Le Val labellisé. Avec l’aide du conservatoire méditerranéen, le maire de la commune du Val dans le Var, Jérémy Guiliano, vient de lancer un programme de préservation du Boussarlu, une variété endémique d’oliviers menacée de disparition. Pour un montant de 4 000 €, en plus de fonds européens, le maire veut reconnecter sa population avec ses oliviers et relancer toute une filière. Et pour commencer, le Val vient d’être labellisé « commune oléicole de France ».

(Encore) un nouveau directeur aux Roches Blanches. Comme chaque année, l’hôtel restaurant cassidain présente son nouveau directeur. Il s’agit d’Emmanuel Blanchemanche qui a quitté la direction du domaine de Verchant, près de Montpellier, pour Cassis. « Je suis très heureux de me lancer dans ce nouveau projet de vie, de  surcroît dans cet environnement exceptionnel. Pouvoir écrire un nouveau chapitre pour ce lieu mythique est un privilège et j’ai suivi les conseils de Winston Churchill, qui a résidé aux Roches Blanches : pour s’améliorer, il faut changer. Donc, pour être parfait, il faut avoir changé souvent ». Il n’est pas sûr que dans l’hôtellerie et la restauration ces changements perpétuels soient très rassurants pour les clients.

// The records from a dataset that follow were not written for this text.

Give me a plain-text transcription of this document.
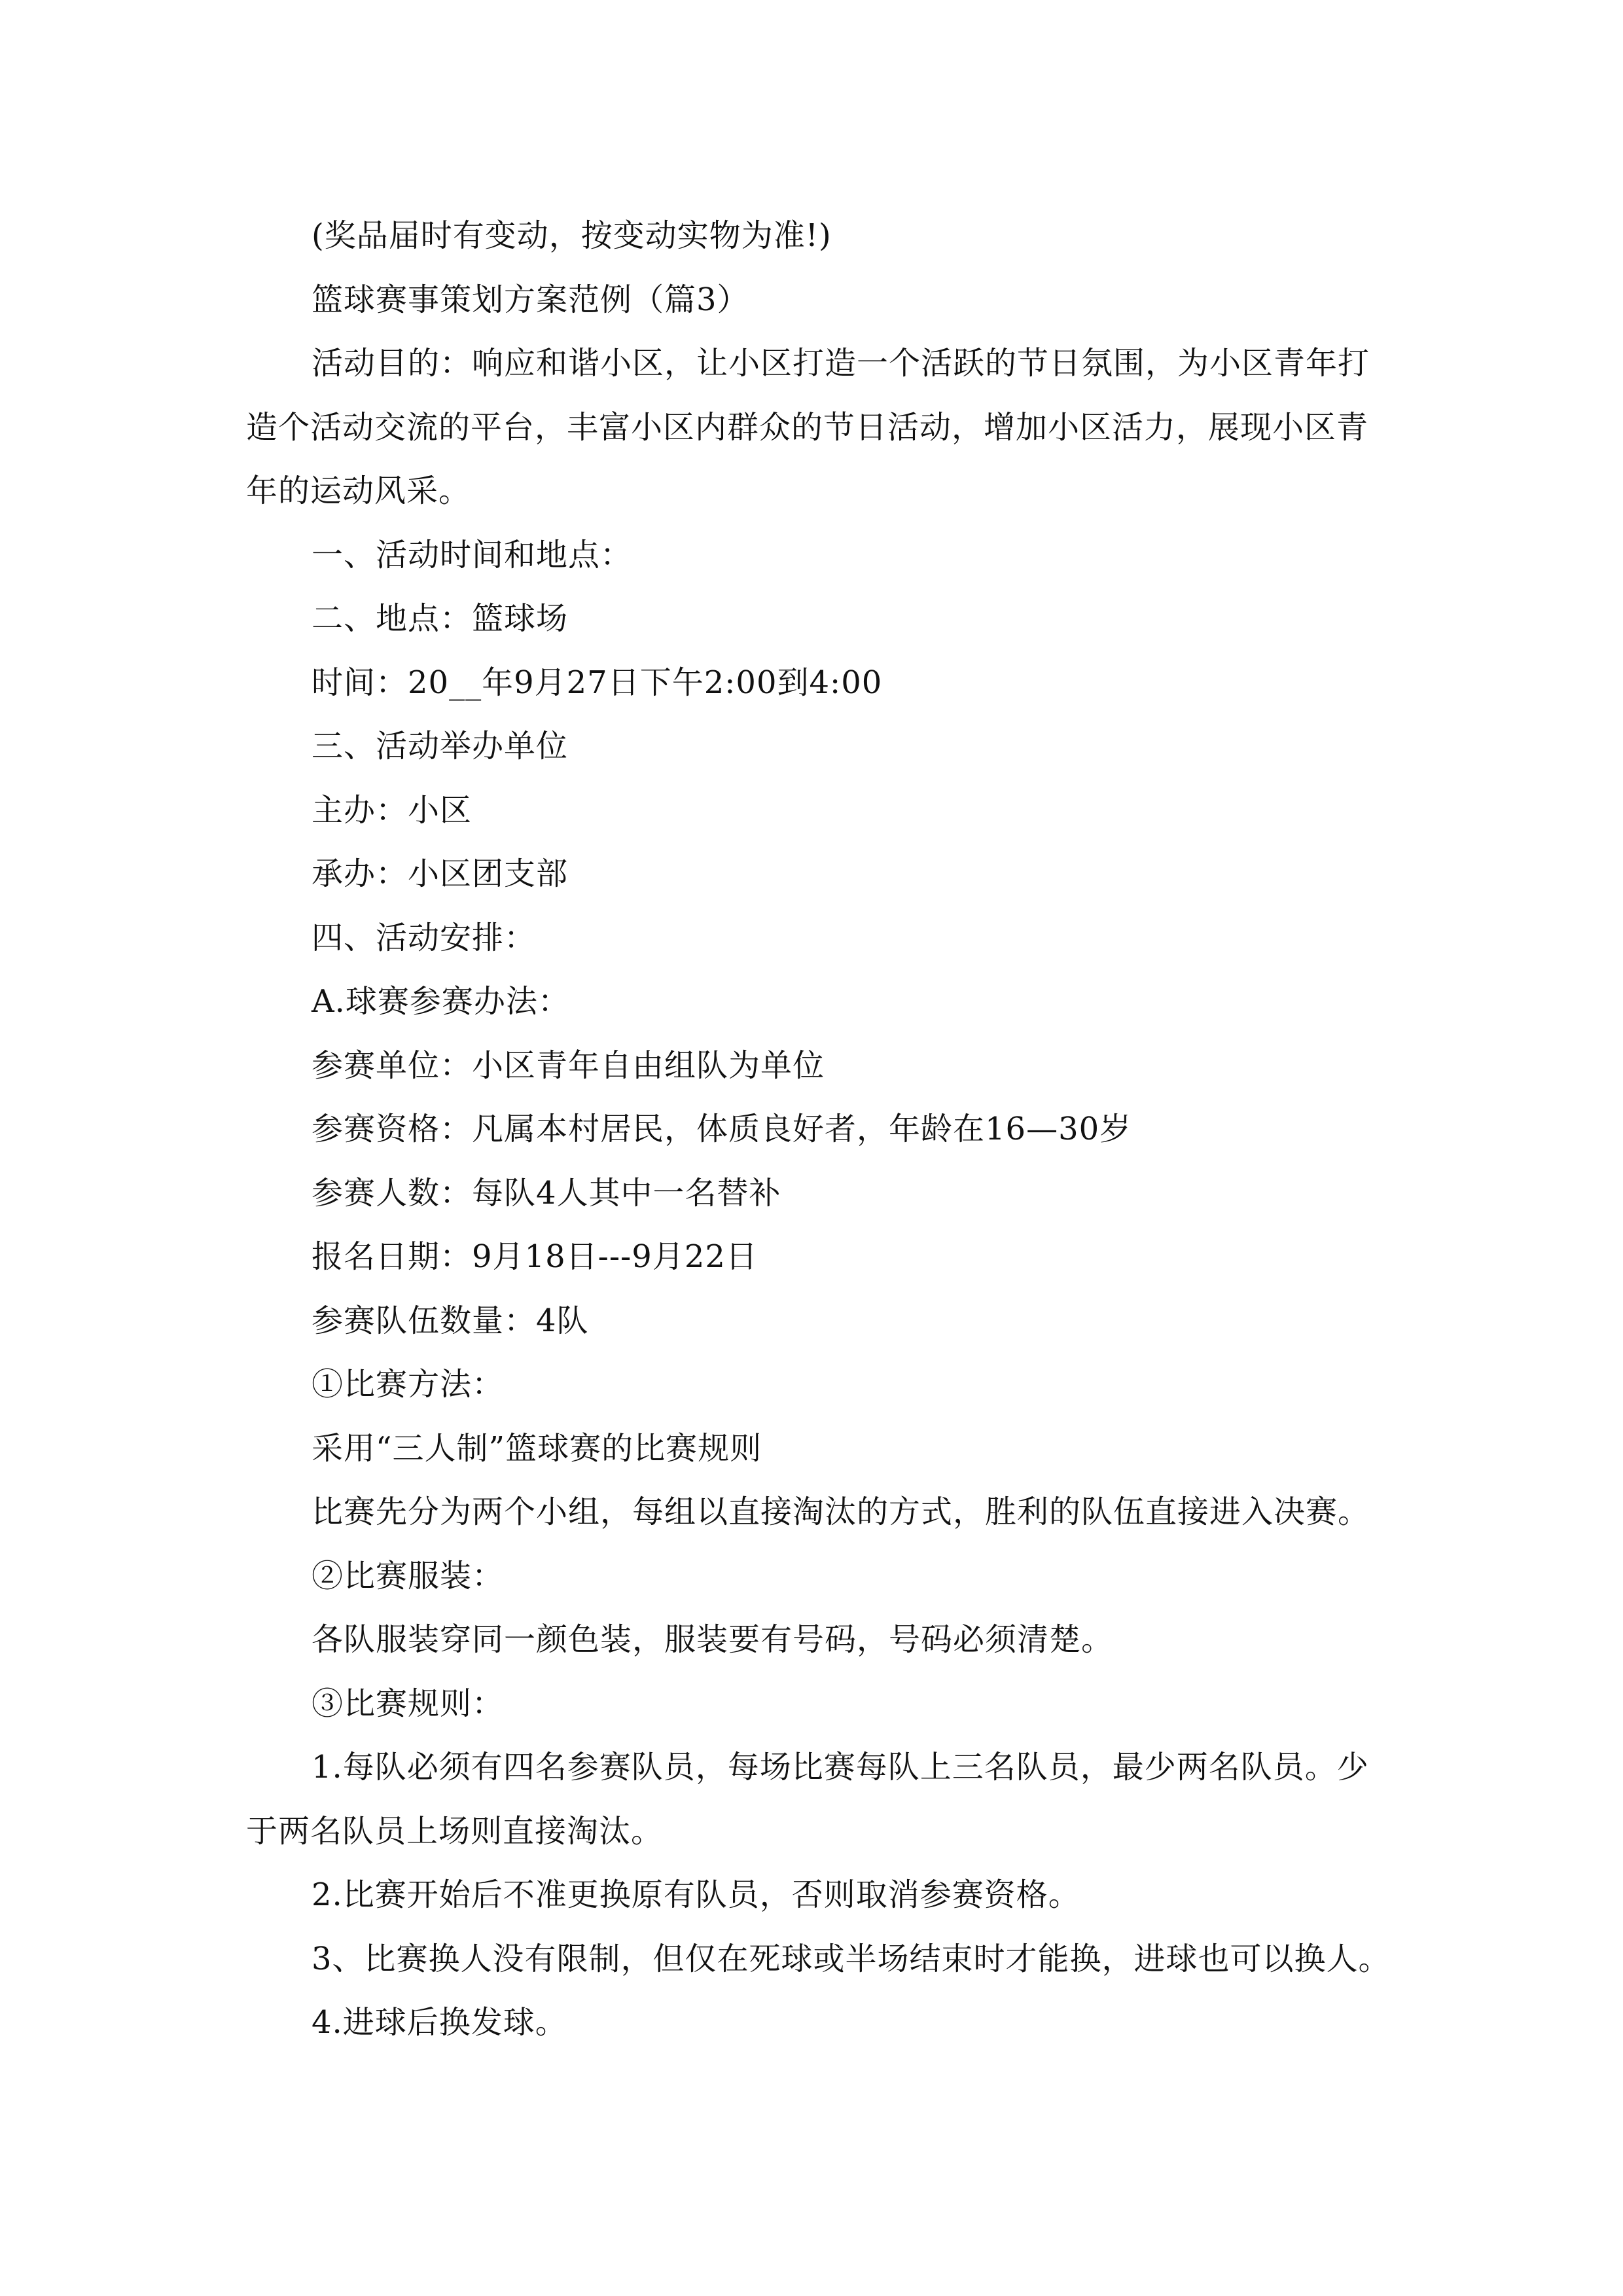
(奖品届时有变动，按变动实物为准!)
篮球赛事策划方案范例（篇3）
活动目的：响应和谐小区，让小区打造一个活跃的节日氛围，为小区青年打
造个活动交流的平台，丰富小区内群众的节日活动，增加小区活力，展现小区青
年的运动风采。
一、活动时间和地点：
二、地点：篮球场
时间：20__年9月27日下午2:00到4:00
三、活动举办单位
主办：小区
承办：小区团支部
四、活动安排：
A.球赛参赛办法：
参赛单位：小区青年自由组队为单位
参赛资格：凡属本村居民，体质良好者，年龄在16—30岁
参赛人数：每队4人其中一名替补
报名日期：9月18日---9月22日
参赛队伍数量：4队
①比赛方法：
采用“三人制”篮球赛的比赛规则
比赛先分为两个小组，每组以直接淘汰的方式，胜利的队伍直接进入决赛。
②比赛服装：
各队服装穿同一颜色装，服装要有号码，号码必须清楚。
③比赛规则：
1.每队必须有四名参赛队员，每场比赛每队上三名队员，最少两名队员。少
于两名队员上场则直接淘汰。
2.比赛开始后不准更换原有队员，否则取消参赛资格。
3、比赛换人没有限制，但仅在死球或半场结束时才能换，进球也可以换人。
4.进球后换发球。
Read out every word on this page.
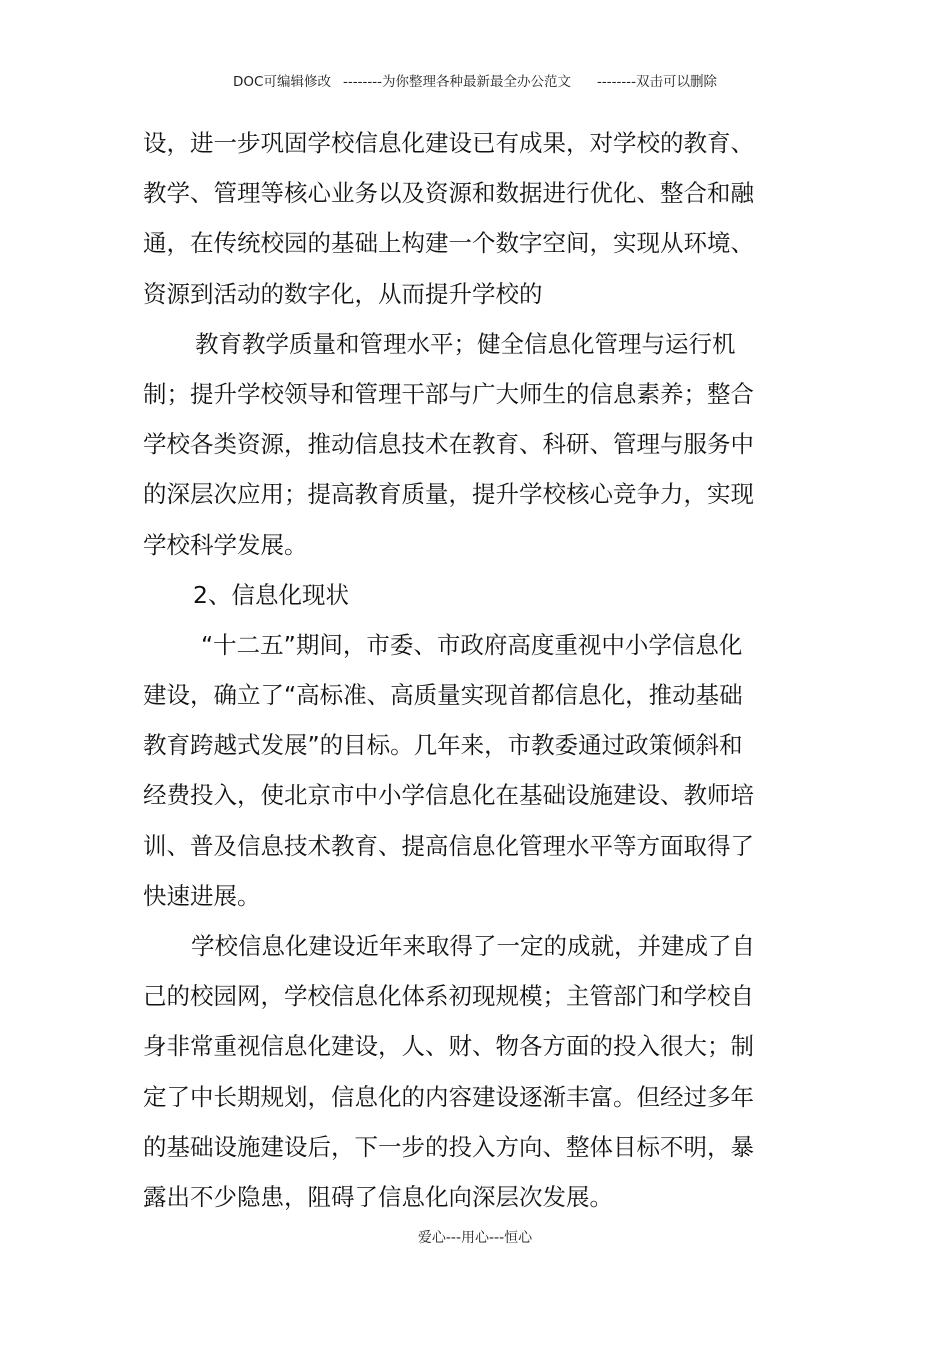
DOC可编辑修改 --------为你整理各种最新最全办公范文 --------双击可以删除
设，进一步巩固学校信息化建设已有成果，对学校的教育、
教学、管理等核心业务以及资源和数据进行优化、整合和融
通，在传统校园的基础上构建一个数字空间，实现从环境、
资源到活动的数字化，从而提升学校的
教育教学质量和管理水平；健全信息化管理与运行机
制；提升学校领导和管理干部与广大师生的信息素养；整合
学校各类资源，推动信息技术在教育、科研、管理与服务中
的深层次应用；提高教育质量，提升学校核心竞争力，实现
学校科学发展。
2、信息化现状
“十二五”期间，市委、市政府高度重视中小学信息化
建设，确立了“高标准、高质量实现首都信息化，推动基础
教育跨越式发展”的目标。几年来，市教委通过政策倾斜和
经费投入，使北京市中小学信息化在基础设施建设、教师培
训、普及信息技术教育、提高信息化管理水平等方面取得了
快速进展。
学校信息化建设近年来取得了一定的成就，并建成了自
己的校园网，学校信息化体系初现规模；主管部门和学校自
身非常重视信息化建设，人、财、物各方面的投入很大；制
定了中长期规划，信息化的内容建设逐渐丰富。但经过多年
的基础设施建设后，下一步的投入方向、整体目标不明，暴
露出不少隐患，阻碍了信息化向深层次发展。
爱心---用心---恒心
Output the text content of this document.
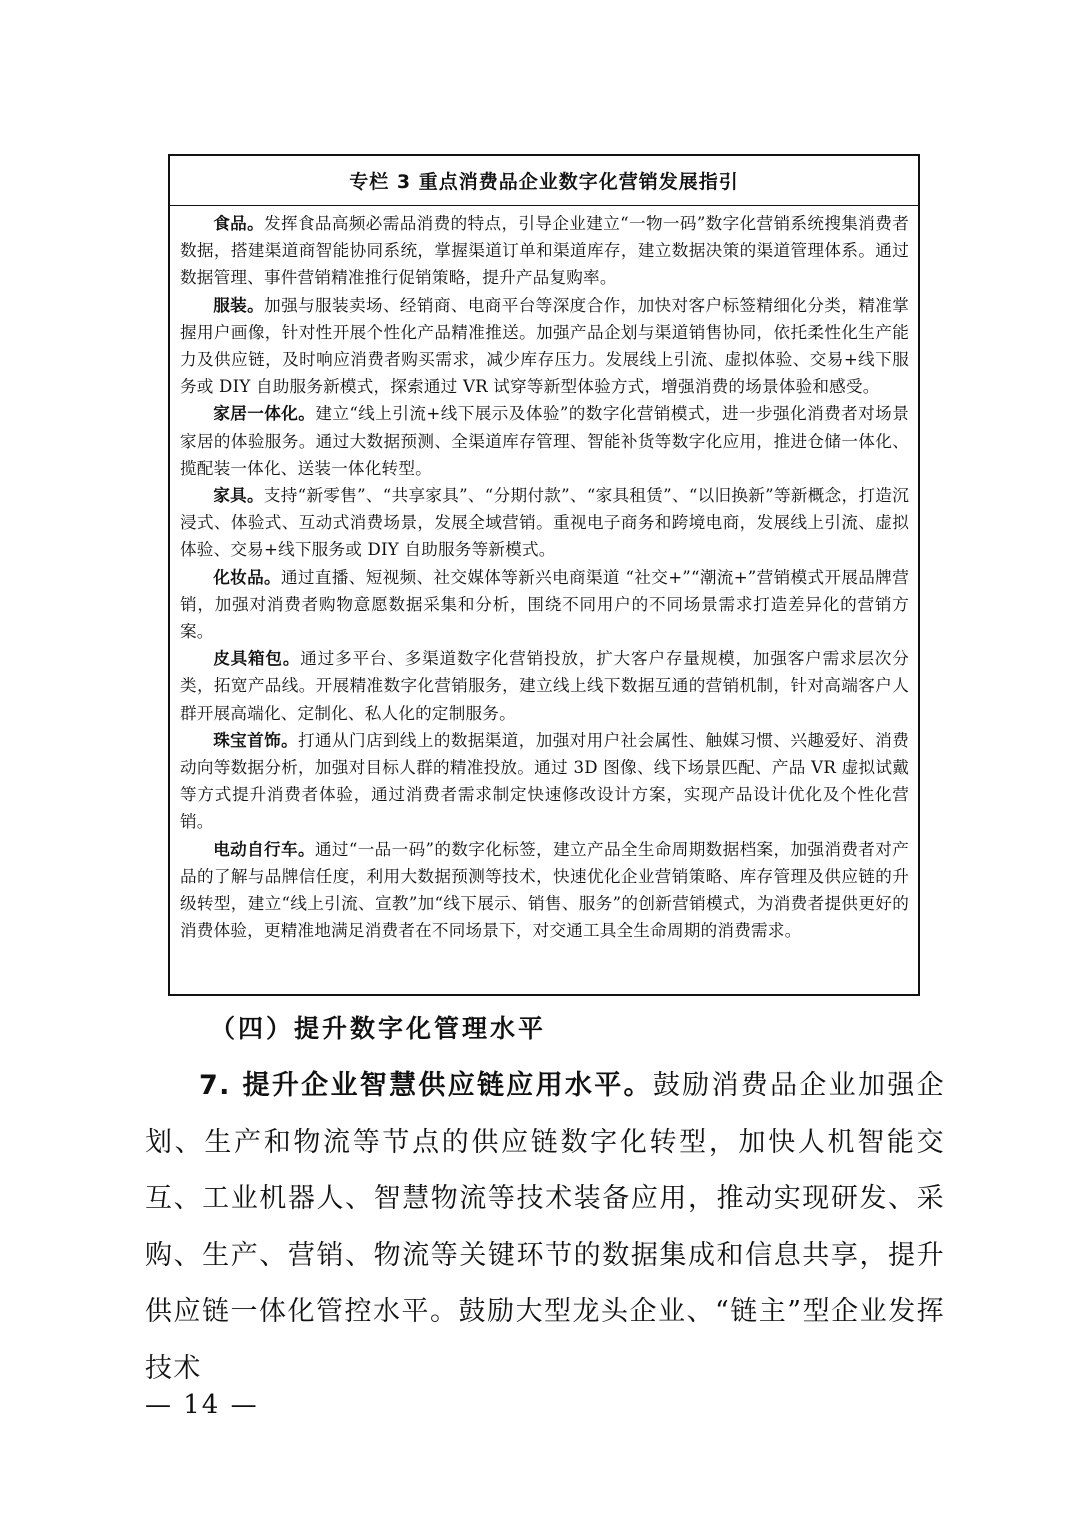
专栏 3 重点消费品企业数字化营销发展指引

食品。发挥食品高频必需品消费的特点，引导企业建立“一物一码”数字化营销系统搜集消费者数据，搭建渠道商智能协同系统，掌握渠道订单和渠道库存，建立数据决策的渠道管理体系。通过数据管理、事件营销精准推行促销策略，提升产品复购率。

服装。加强与服装卖场、经销商、电商平台等深度合作，加快对客户标签精细化分类，精准掌握用户画像，针对性开展个性化产品精准推送。加强产品企划与渠道销售协同，依托柔性化生产能力及供应链，及时响应消费者购买需求，减少库存压力。发展线上引流、虚拟体验、交易+线下服务或 DIY 自助服务新模式，探索通过 VR 试穿等新型体验方式，增强消费的场景体验和感受。

家居一体化。建立“线上引流+线下展示及体验”的数字化营销模式，进一步强化消费者对场景家居的体验服务。通过大数据预测、全渠道库存管理、智能补货等数字化应用，推进仓储一体化、揽配装一体化、送装一体化转型。

家具。支持“新零售”、“共享家具”、“分期付款”、“家具租赁”、“以旧换新”等新概念，打造沉浸式、体验式、互动式消费场景，发展全域营销。重视电子商务和跨境电商，发展线上引流、虚拟体验、交易+线下服务或 DIY 自助服务等新模式。

化妆品。通过直播、短视频、社交媒体等新兴电商渠道 “社交+”“潮流+”营销模式开展品牌营销，加强对消费者购物意愿数据采集和分析，围绕不同用户的不同场景需求打造差异化的营销方案。

皮具箱包。通过多平台、多渠道数字化营销投放，扩大客户存量规模，加强客户需求层次分类，拓宽产品线。开展精准数字化营销服务，建立线上线下数据互通的营销机制，针对高端客户人群开展高端化、定制化、私人化的定制服务。

珠宝首饰。打通从门店到线上的数据渠道，加强对用户社会属性、触媒习惯、兴趣爱好、消费动向等数据分析，加强对目标人群的精准投放。通过 3D 图像、线下场景匹配、产品 VR 虚拟试戴等方式提升消费者体验，通过消费者需求制定快速修改设计方案，实现产品设计优化及个性化营销。

电动自行车。通过“一品一码”的数字化标签，建立产品全生命周期数据档案，加强消费者对产品的了解与品牌信任度，利用大数据预测等技术，快速优化企业营销策略、库存管理及供应链的升级转型，建立“线上引流、宣教”加“线下展示、销售、服务”的创新营销模式，为消费者提供更好的消费体验，更精准地满足消费者在不同场景下，对交通工具全生命周期的消费需求。

（四）提升数字化管理水平

7. 提升企业智慧供应链应用水平。鼓励消费品企业加强企划、生产和物流等节点的供应链数字化转型，加快人机智能交互、工业机器人、智慧物流等技术装备应用，推动实现研发、采购、生产、营销、物流等关键环节的数据集成和信息共享，提升供应链一体化管控水平。鼓励大型龙头企业、“链主”型企业发挥技术

— 14 —
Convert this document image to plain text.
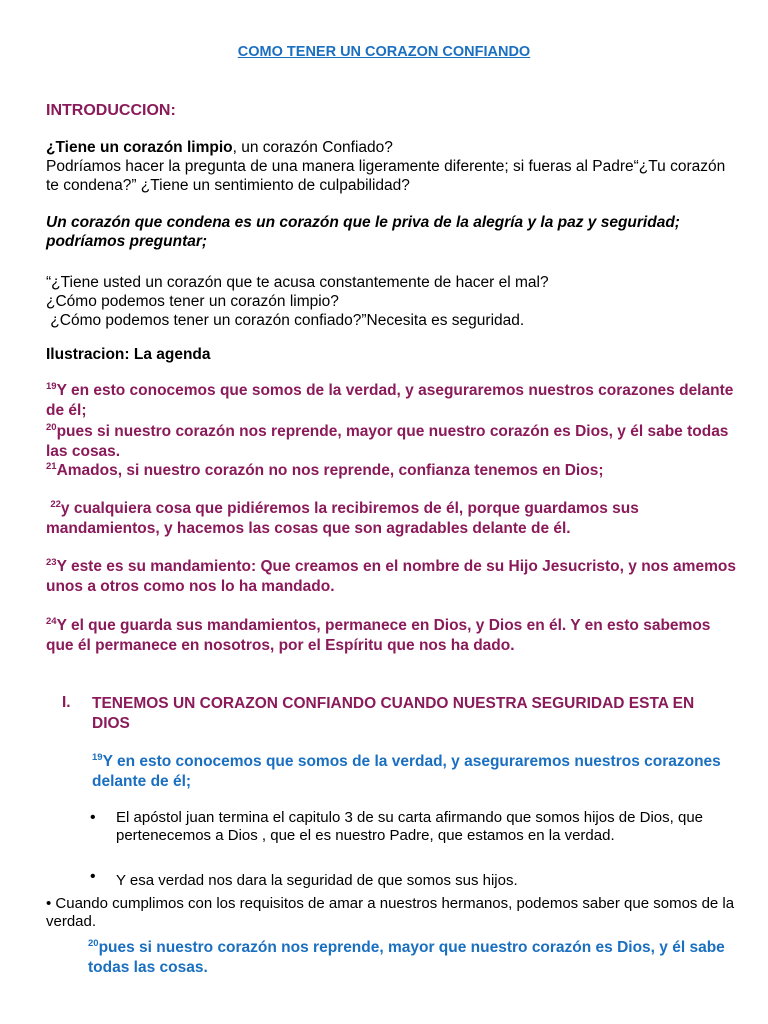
COMO TENER UN CORAZON CONFIANDO
INTRODUCCION:
¿Tiene un corazón limpio, un corazón Confiado?
Podríamos hacer la pregunta de una manera ligeramente diferente; si fueras al Padre“¿Tu corazón te condena?” ¿Tiene un sentimiento de culpabilidad?
Un corazón que condena es un corazón que le priva de la alegría y la paz y seguridad; podríamos preguntar;
“¿Tiene usted un corazón que te acusa constantemente de hacer el mal?
¿Cómo podemos tener un corazón limpio?
¿Cómo podemos tener un corazón confiado?”Necesita es seguridad.
Ilustracion: La agenda
$^{19}$Y en esto conocemos que somos de la verdad, y aseguraremos nuestros corazones delante de él;
$^{20}$pues si nuestro corazón nos reprende, mayor que nuestro corazón es Dios, y él sabe todas las cosas.
$^{21}$Amados, si nuestro corazón no nos reprende, confianza tenemos en Dios;
$^{22}$y cualquiera cosa que pidiéremos la recibiremos de él, porque guardamos sus mandamientos, y hacemos las cosas que son agradables delante de él.
$^{23}$Y este es su mandamiento: Que creamos en el nombre de su Hijo Jesucristo, y nos amemos unos a otros como nos lo ha mandado.
$^{24}$Y el que guarda sus mandamientos, permanece en Dios, y Dios en él. Y en esto sabemos que él permanece en nosotros, por el Espíritu que nos ha dado.
I. TENEMOS UN CORAZON CONFIANDO CUANDO NUESTRA SEGURIDAD ESTA EN DIOS
$^{19}$Y en esto conocemos que somos de la verdad, y aseguraremos nuestros corazones delante de él;
• El apóstol juan termina el capitulo 3 de su carta afirmando que somos hijos de Dios, que pertenecemos a Dios , que el es nuestro Padre, que estamos en la verdad.
• Y esa verdad nos dara la seguridad de que somos sus hijos.
• Cuando cumplimos con los requisitos de amar a nuestros hermanos, podemos saber que somos de la verdad.
$^{20}$pues si nuestro corazón nos reprende, mayor que nuestro corazón es Dios, y él sabe todas las cosas.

Sébastien Sanjou au château Mentone. Le chef varois rejoint pour l’été le domaine viticole de Mentone et y ouvre « la Table de Mentone ». Dès les beaux jours arrivés, la table est dressée en extérieur, face au vignoble et aux forêts qui le bordent. La ferme-auberge promet de conjuguer convivialité et partage avec des menus d’esprit provençal composés avec les légumes et herbes fraîches du potager, les fruits des vergers, olives de l’oliveraie du domaine et les œufs du poulailler. Viandes et volailles, fromages et charcuteries sont, eux, issus de producteurs locaux. Les vins de la propriété, classés Côtes de Provence bio, accompagnent les menus. En mai et juin, ouverture du mercredi au dimanche au déjeuner et du mercredi au samedi au dîner.
Château Mentone, 401, chemin de Mentone, 83510 Saint-Antonin du Var ; infos au 04 94 04 42 00.